You may have quit potentially rewarding projects because of what other people might think or because you fear that the outcome might not be what you intended. I once wrote a fiction book based on a story my kids and I created in an oral storytelling game I call, “Let’s build a story.”
Writing the book was an enlightening experience. I wrote it and then did nothing with it. Over the year it took me to write it, I never had one thought about publishing or even letting anyone else read it. The reason is that I was too concerned about what it would look like. I labeled it as something that would damage my reputation. I felt fear and potential embarrassment when I thought about making it public. I mean, how would it look for an investment professional who managed a large fund to publish a fiction story about a teenage kid battling monsters? My clients would think I wasn’t putting in the effort to ensure their returns were safe. Right?
So, I just let it sit. But it didn’t just sit. It was a project that was near completion. It constantly etched its title across my brain. This wasn’t that long ago, by the way. Everything I’m writing here, I use each day to achieve anything I put my mind to.

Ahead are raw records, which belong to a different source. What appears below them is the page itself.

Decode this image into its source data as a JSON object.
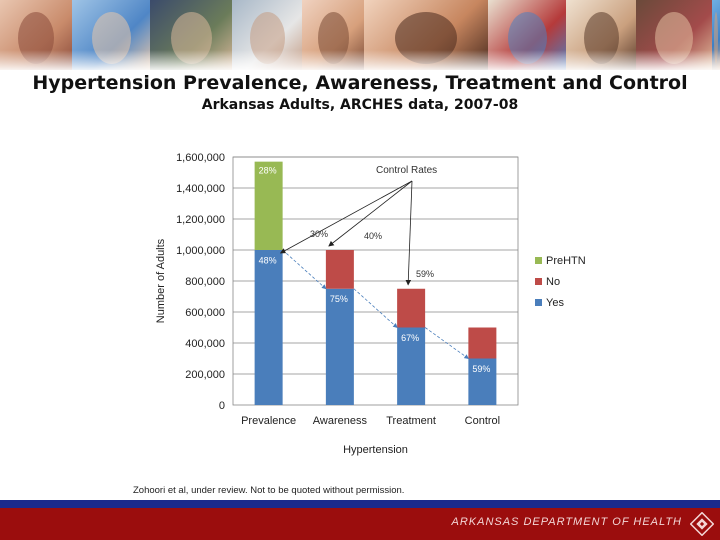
{
  "header": {
    "title": "Hypertension Prevalence, Awareness, Treatment and Control",
    "subtitle": "Arkansas Adults, ARCHES data, 2007-08"
  },
  "banner": {
    "photos": [
      "family-photo",
      "children-photo",
      "men-photo",
      "doctor-photo",
      "woman-photo",
      "woman-smiling-photo",
      "crowd-photo",
      "elderly-photo",
      "dining-photo",
      "girl-helmet-photo"
    ]
  },
  "chart_data": {
    "type": "bar",
    "stacked": true,
    "xlabel": "Hypertension",
    "ylabel": "Number of Adults",
    "ylim": [
      0,
      1600000
    ],
    "yticks": [
      "0",
      "200,000",
      "400,000",
      "600,000",
      "800,000",
      "1,000,000",
      "1,200,000",
      "1,400,000",
      "1,600,000"
    ],
    "categories": [
      "Prevalence",
      "Awareness",
      "Treatment",
      "Control"
    ],
    "series": [
      {
        "name": "Yes",
        "color": "#4a7ebb",
        "values": [
          1000000,
          750000,
          500000,
          300000
        ]
      },
      {
        "name": "No",
        "color": "#be4b48",
        "values": [
          0,
          250000,
          250000,
          200000
        ]
      },
      {
        "name": "PreHTN",
        "color": "#98b954",
        "values": [
          570000,
          0,
          0,
          0
        ]
      }
    ],
    "legend": [
      "PreHTN",
      "No",
      "Yes"
    ],
    "bar_labels": [
      "28%",
      "48%",
      "75%",
      "67%",
      "59%"
    ],
    "annotations": {
      "title": "Control Rates",
      "rates": [
        "30%",
        "40%",
        "59%"
      ]
    }
  },
  "footnote": "Zohoori et al, under review. Not to be quoted without permission.",
  "footer": {
    "department": "ARKANSAS DEPARTMENT OF HEALTH"
  }
}
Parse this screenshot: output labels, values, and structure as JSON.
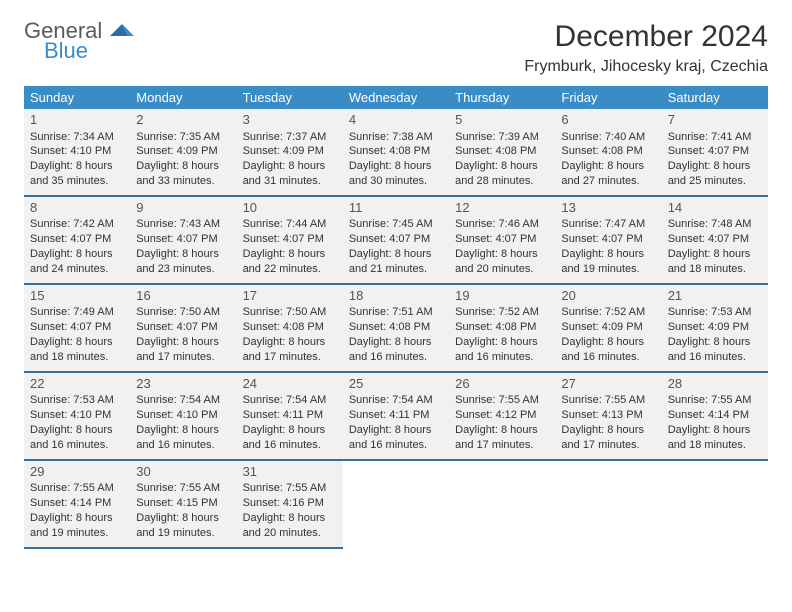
{
  "brand": {
    "general": "General",
    "blue": "Blue"
  },
  "title": "December 2024",
  "location": "Frymburk, Jihocesky kraj, Czechia",
  "colors": {
    "header_bg": "#3a8cc7",
    "header_text": "#ffffff",
    "cell_bg": "#f1f1f1",
    "cell_border": "#3a6f9c",
    "text": "#333333",
    "brand_gray": "#5a5a5a",
    "brand_blue": "#3a8cc7"
  },
  "weekdays": [
    "Sunday",
    "Monday",
    "Tuesday",
    "Wednesday",
    "Thursday",
    "Friday",
    "Saturday"
  ],
  "days": [
    {
      "n": 1,
      "sr": "7:34 AM",
      "ss": "4:10 PM",
      "dl": "8 hours and 35 minutes."
    },
    {
      "n": 2,
      "sr": "7:35 AM",
      "ss": "4:09 PM",
      "dl": "8 hours and 33 minutes."
    },
    {
      "n": 3,
      "sr": "7:37 AM",
      "ss": "4:09 PM",
      "dl": "8 hours and 31 minutes."
    },
    {
      "n": 4,
      "sr": "7:38 AM",
      "ss": "4:08 PM",
      "dl": "8 hours and 30 minutes."
    },
    {
      "n": 5,
      "sr": "7:39 AM",
      "ss": "4:08 PM",
      "dl": "8 hours and 28 minutes."
    },
    {
      "n": 6,
      "sr": "7:40 AM",
      "ss": "4:08 PM",
      "dl": "8 hours and 27 minutes."
    },
    {
      "n": 7,
      "sr": "7:41 AM",
      "ss": "4:07 PM",
      "dl": "8 hours and 25 minutes."
    },
    {
      "n": 8,
      "sr": "7:42 AM",
      "ss": "4:07 PM",
      "dl": "8 hours and 24 minutes."
    },
    {
      "n": 9,
      "sr": "7:43 AM",
      "ss": "4:07 PM",
      "dl": "8 hours and 23 minutes."
    },
    {
      "n": 10,
      "sr": "7:44 AM",
      "ss": "4:07 PM",
      "dl": "8 hours and 22 minutes."
    },
    {
      "n": 11,
      "sr": "7:45 AM",
      "ss": "4:07 PM",
      "dl": "8 hours and 21 minutes."
    },
    {
      "n": 12,
      "sr": "7:46 AM",
      "ss": "4:07 PM",
      "dl": "8 hours and 20 minutes."
    },
    {
      "n": 13,
      "sr": "7:47 AM",
      "ss": "4:07 PM",
      "dl": "8 hours and 19 minutes."
    },
    {
      "n": 14,
      "sr": "7:48 AM",
      "ss": "4:07 PM",
      "dl": "8 hours and 18 minutes."
    },
    {
      "n": 15,
      "sr": "7:49 AM",
      "ss": "4:07 PM",
      "dl": "8 hours and 18 minutes."
    },
    {
      "n": 16,
      "sr": "7:50 AM",
      "ss": "4:07 PM",
      "dl": "8 hours and 17 minutes."
    },
    {
      "n": 17,
      "sr": "7:50 AM",
      "ss": "4:08 PM",
      "dl": "8 hours and 17 minutes."
    },
    {
      "n": 18,
      "sr": "7:51 AM",
      "ss": "4:08 PM",
      "dl": "8 hours and 16 minutes."
    },
    {
      "n": 19,
      "sr": "7:52 AM",
      "ss": "4:08 PM",
      "dl": "8 hours and 16 minutes."
    },
    {
      "n": 20,
      "sr": "7:52 AM",
      "ss": "4:09 PM",
      "dl": "8 hours and 16 minutes."
    },
    {
      "n": 21,
      "sr": "7:53 AM",
      "ss": "4:09 PM",
      "dl": "8 hours and 16 minutes."
    },
    {
      "n": 22,
      "sr": "7:53 AM",
      "ss": "4:10 PM",
      "dl": "8 hours and 16 minutes."
    },
    {
      "n": 23,
      "sr": "7:54 AM",
      "ss": "4:10 PM",
      "dl": "8 hours and 16 minutes."
    },
    {
      "n": 24,
      "sr": "7:54 AM",
      "ss": "4:11 PM",
      "dl": "8 hours and 16 minutes."
    },
    {
      "n": 25,
      "sr": "7:54 AM",
      "ss": "4:11 PM",
      "dl": "8 hours and 16 minutes."
    },
    {
      "n": 26,
      "sr": "7:55 AM",
      "ss": "4:12 PM",
      "dl": "8 hours and 17 minutes."
    },
    {
      "n": 27,
      "sr": "7:55 AM",
      "ss": "4:13 PM",
      "dl": "8 hours and 17 minutes."
    },
    {
      "n": 28,
      "sr": "7:55 AM",
      "ss": "4:14 PM",
      "dl": "8 hours and 18 minutes."
    },
    {
      "n": 29,
      "sr": "7:55 AM",
      "ss": "4:14 PM",
      "dl": "8 hours and 19 minutes."
    },
    {
      "n": 30,
      "sr": "7:55 AM",
      "ss": "4:15 PM",
      "dl": "8 hours and 19 minutes."
    },
    {
      "n": 31,
      "sr": "7:55 AM",
      "ss": "4:16 PM",
      "dl": "8 hours and 20 minutes."
    }
  ],
  "labels": {
    "sunrise": "Sunrise:",
    "sunset": "Sunset:",
    "daylight": "Daylight:"
  },
  "layout": {
    "start_weekday": 0,
    "rows": 5,
    "cols": 7
  }
}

I oftentimes re-read books that have had an impact my life. One day I skimmed the notes of one of these books and came across a section that inspired the next thought — and said it out loud, which gave it transformational power:
I must be unattached to the outcome when faced with a decision to act.
I said it out loud again and then put it in my phone as a recurring note.
I was proud that I wrote the fiction book and just let go of the thoughts of what it would look like to others. It was a fun exercise, and my kids were a major factor in its completion. But that’s just it: It wasn’t complete, and that bothered me. I used all the knowledge and creativity I had available to write the book and was left with the next step in the process: I had to find others to help me achieve this goal.
The next steps after writing a satisfactory draft of any book go in this order: After close friends and/or family read the book at an alpha reader level, send the manuscript to a group of trusted beta readers who are interested in your genre. There are many websites, social groups, and critique sites for this part. Just get to know your beta readers, and you’ll quickly develop a level of trust and security that they will provide you with quality work. Oftentimes, they will expect you to return the favor. This group will hopefully give you honest feedback that you can use to create following drafts.
My beta readers’ critiques empowered me to transform my fiction book, which I thought was pretty good at the time, into two books that I have a hard time putting down. I was so happy I didn’t stop the process. It would have been embarrassing to release the original draft. In fact, one of my beta readers was so blunt that I was ashamed of writing it. I felt like I had no business writing. She was the best of them all. With her comments, I was on the edge of scrapping the work. But you know? Without her blunt honesty, I would have seriously regretted letting anyone I cared about read it.
On that note, a different beta reader made me have the same thoughts of scrapping the Achieve book. She used these words and phrases: misdirected, disconnected, didn’t speak to me, I wasn’t able to connect the dots, confusing, and unclear, among others. I could have said, “This book is shit” and forgotten about it. Instead, I felt strongly that someone needs to hear what I have to say in the unique way I say it. I took her valuable comments and transformed the book into a version that has received great reviews.
I’m thankful I continued with both projects and will forever reach out to these two for advice, feedback, and consulting on future projects related to their field of expertise. That’s because once you find precious people who can help you reach your goal, you always want them close to you.
I reveled in the success of the project that I effectively scrapped after I was nearly finished with it. The point of all of this was to explain that with an attitude to finish, any past project, no matter how old or unrelated to your area of expertise, can be revised into a current version and completed with the help of others who are experts in the area where you lack knowledge.
Ultimately, any success you have in achieving anything lies in your motivations. If your why is strong enough, then you will be successful in achieving anything. My why for the fiction books were my children. They inspired me to put in the effort, and I was driven to achieve an entertaining story they would enjoy, regardless of my fear of what people would say.